A number of laboratory stool tests are available alone or in combination to help diagnose CDI. These laboratory-based tests typically examine a stool sample for certain toxins and/or a specific enzyme antigen produced by the C difficile bacteria. Several types of laboratory methods can be used, including selective anaerobic culture, cell culture cytotoxicity assay, enzyme immunoassay (EIA), and nucleic acid amplification test (NAAT) or polymerase chain reaction (PCR).

The following is a summary of the various stool-based laboratory methods used to help diagnose CDI:
Selective anaerobic culture: For clinical diagnosis of CDI, the selective anaerobic culture is seldom used. Culture on selective medium alone cannot distinguish toxin-producing strains from non-toxin-producing strains. Selective anaerobic culture usually requires the use of a second test to detect toxin production and can be generally too slow and labor-intensive for routine clinical use. Rather, selective anaerobic culture is useful for epidemiologic studies.

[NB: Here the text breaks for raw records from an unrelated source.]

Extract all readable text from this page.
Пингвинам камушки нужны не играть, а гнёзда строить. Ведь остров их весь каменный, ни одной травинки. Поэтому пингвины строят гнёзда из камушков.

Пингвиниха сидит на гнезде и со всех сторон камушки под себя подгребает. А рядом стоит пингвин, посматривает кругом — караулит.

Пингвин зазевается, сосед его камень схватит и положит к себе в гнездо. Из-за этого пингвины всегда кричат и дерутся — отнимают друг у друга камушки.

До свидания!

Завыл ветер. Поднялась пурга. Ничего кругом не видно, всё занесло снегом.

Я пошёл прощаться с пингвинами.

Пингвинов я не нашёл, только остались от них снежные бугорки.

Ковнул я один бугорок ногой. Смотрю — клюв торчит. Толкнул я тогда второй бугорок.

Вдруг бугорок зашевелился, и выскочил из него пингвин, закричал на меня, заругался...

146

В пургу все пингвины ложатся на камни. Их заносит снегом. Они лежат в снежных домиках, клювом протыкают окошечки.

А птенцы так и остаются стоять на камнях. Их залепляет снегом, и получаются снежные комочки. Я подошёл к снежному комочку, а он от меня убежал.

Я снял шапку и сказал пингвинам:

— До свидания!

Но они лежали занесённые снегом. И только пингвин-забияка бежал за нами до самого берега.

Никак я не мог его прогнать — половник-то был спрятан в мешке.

Cell culture cytotoxicity assay: This assay analyzes the effects of the C diff toxin on human cells grown in culture. It has been used in the past as a gold standard test for the diagnosis of CDI. The cell culture cytotoxicity assay is performed by adding a prepared stool sample, which has been diluted, buffered, and filtered, to a monolayer of cultured cells. If C diff toxin is present, it exerts a cytotoxic effect on the cells. The cytotoxicity is demonstrated by the use of specific antiserum.
The cytotoxicity cell test is usually sensitive but tends to be less widely available, more cumbersome to perform, and typically requires 24 to 48 hours for test results. Some laboratories may use another C diff test (such as the EIA) in combination with the cell cytotoxicity assays to ensure accurate results.